Afterward we drove Nkhosingiphile and Gcinile home from school so we could deliver their food and hygiene items.  Kait almost got our Nissan Grand Livina stuck in a huge ditch but Mary and I got out and used our enormous muscles to push us out of danger.  (Sorry Dollar Rental, we will try to return your car in one piece!!) As we dropped items at one of the girl’s homes her brother came out to greet us.  He was so excited we came and asked us to come inside and see how he has set up our solar panels we purchased for them in December.  As I entered the house I immediately felt a weight in my heart.  You could not even stand up straight and the dung hut was pitch black.  As you turn a corner you step down into another tiny 10ft/10ft room and you see our GHFP solar lighting illuminating the small room with no windows.  He excitedly told us that now Gcinile can study in the evenings because they have light.  As I look around I see a frail sick woman in a bed trying without success to sit up to greet me, a Gogo and 3 baby children standing in a corner and maybe 3 spare square feet of dirt floor.  
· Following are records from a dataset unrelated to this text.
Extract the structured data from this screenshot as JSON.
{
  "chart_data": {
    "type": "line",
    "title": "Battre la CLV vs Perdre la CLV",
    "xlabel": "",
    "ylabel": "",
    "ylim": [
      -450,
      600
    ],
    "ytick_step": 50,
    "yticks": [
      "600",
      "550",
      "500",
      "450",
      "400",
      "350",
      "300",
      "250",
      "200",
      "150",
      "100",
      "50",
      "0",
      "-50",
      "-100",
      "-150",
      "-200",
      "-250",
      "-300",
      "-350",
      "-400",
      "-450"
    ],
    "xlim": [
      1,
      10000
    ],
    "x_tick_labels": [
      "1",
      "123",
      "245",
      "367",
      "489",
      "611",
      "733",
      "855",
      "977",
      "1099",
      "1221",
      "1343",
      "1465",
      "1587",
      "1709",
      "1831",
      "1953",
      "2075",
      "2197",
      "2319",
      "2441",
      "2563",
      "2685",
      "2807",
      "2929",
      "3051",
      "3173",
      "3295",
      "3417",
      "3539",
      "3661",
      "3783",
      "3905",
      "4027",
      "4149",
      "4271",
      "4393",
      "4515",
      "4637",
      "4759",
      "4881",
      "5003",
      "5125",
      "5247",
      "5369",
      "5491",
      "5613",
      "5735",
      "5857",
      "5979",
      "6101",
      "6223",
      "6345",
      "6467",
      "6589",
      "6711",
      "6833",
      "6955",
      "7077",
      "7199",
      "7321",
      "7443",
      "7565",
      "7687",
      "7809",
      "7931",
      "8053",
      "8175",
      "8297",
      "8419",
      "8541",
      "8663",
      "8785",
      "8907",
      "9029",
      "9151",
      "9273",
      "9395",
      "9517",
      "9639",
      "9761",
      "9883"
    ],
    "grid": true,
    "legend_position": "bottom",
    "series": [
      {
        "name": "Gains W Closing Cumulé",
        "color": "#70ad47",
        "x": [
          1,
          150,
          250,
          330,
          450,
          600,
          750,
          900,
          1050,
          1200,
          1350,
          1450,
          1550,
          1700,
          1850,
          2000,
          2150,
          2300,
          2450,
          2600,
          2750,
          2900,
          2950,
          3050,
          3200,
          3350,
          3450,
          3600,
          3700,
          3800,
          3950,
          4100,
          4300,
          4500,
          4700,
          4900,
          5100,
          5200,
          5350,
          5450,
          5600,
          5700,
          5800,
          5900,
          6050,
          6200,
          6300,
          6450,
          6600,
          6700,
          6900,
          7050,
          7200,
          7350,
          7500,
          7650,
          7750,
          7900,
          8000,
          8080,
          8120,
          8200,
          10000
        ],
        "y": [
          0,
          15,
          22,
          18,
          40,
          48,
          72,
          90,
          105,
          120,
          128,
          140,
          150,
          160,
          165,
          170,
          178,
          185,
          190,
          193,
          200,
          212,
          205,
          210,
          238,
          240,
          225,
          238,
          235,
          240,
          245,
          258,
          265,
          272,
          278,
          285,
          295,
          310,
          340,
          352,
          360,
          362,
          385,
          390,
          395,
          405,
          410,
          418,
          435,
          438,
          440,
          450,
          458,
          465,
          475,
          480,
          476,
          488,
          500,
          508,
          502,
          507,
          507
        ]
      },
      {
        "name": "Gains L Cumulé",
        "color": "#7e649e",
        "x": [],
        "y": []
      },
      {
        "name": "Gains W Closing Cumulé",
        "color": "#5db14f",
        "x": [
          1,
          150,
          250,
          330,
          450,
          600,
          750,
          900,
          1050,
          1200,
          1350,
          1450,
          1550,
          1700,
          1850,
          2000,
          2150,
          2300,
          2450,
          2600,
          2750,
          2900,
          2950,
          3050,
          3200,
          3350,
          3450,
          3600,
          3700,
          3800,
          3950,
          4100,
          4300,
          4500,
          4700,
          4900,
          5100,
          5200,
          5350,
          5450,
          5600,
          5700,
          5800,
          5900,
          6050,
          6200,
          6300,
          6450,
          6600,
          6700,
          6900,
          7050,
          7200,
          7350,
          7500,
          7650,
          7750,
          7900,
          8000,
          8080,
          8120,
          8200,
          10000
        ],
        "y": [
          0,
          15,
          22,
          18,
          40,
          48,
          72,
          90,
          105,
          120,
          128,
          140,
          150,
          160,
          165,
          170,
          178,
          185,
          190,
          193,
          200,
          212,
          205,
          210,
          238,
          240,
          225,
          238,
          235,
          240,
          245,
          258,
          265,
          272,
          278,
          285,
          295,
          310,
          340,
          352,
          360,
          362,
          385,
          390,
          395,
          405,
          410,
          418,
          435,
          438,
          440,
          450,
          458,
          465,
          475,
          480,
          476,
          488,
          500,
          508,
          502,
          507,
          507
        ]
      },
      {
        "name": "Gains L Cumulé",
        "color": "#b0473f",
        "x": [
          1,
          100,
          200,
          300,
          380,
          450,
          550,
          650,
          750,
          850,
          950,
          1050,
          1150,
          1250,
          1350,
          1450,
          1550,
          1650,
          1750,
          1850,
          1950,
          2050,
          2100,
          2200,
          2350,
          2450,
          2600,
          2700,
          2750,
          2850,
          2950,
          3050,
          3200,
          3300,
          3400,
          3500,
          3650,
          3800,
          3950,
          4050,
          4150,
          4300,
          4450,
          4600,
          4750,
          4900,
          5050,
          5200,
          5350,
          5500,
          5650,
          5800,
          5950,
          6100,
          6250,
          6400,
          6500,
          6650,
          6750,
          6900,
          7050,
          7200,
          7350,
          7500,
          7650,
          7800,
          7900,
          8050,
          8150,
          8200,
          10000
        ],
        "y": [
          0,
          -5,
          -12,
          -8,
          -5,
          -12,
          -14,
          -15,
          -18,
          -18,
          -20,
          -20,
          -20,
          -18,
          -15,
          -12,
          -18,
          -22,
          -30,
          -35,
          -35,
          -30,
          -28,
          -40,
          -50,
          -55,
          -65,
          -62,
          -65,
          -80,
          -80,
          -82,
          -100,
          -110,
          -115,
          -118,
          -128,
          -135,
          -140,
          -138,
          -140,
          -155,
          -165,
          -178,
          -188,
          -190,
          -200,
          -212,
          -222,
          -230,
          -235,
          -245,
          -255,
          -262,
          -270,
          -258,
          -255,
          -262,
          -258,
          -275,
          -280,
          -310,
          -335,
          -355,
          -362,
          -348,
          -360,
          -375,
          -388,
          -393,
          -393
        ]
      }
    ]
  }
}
For the past 7 years there has been a cycle I go through over and over and over again.  When I am on the plane to Swaziland the excitement is immense.  When I spend time with my children – especially when I see them smile – the love almost breaks my heart.  Then I see the poverty they live in every day, despite our best efforts, and the guilt and inadequacy is overwhelming.  I want to give them the tools to kick the world’s ass.  They are smart, talented, hardworking, and amazing – they could do it if given the chance!!  But no matter how hard we try to help, it constantly feels like a drop in the ocean.  You’re never doing enough; never providing enough tools, never making them feel as amazing as they truly are.  But I try to turn this guilt/inadequacy into fire to work harder for the kids.  They are going to be world changers and I can’t wait to watch it happen from the sidelines… as the crazy white lady cheering them on the whole way.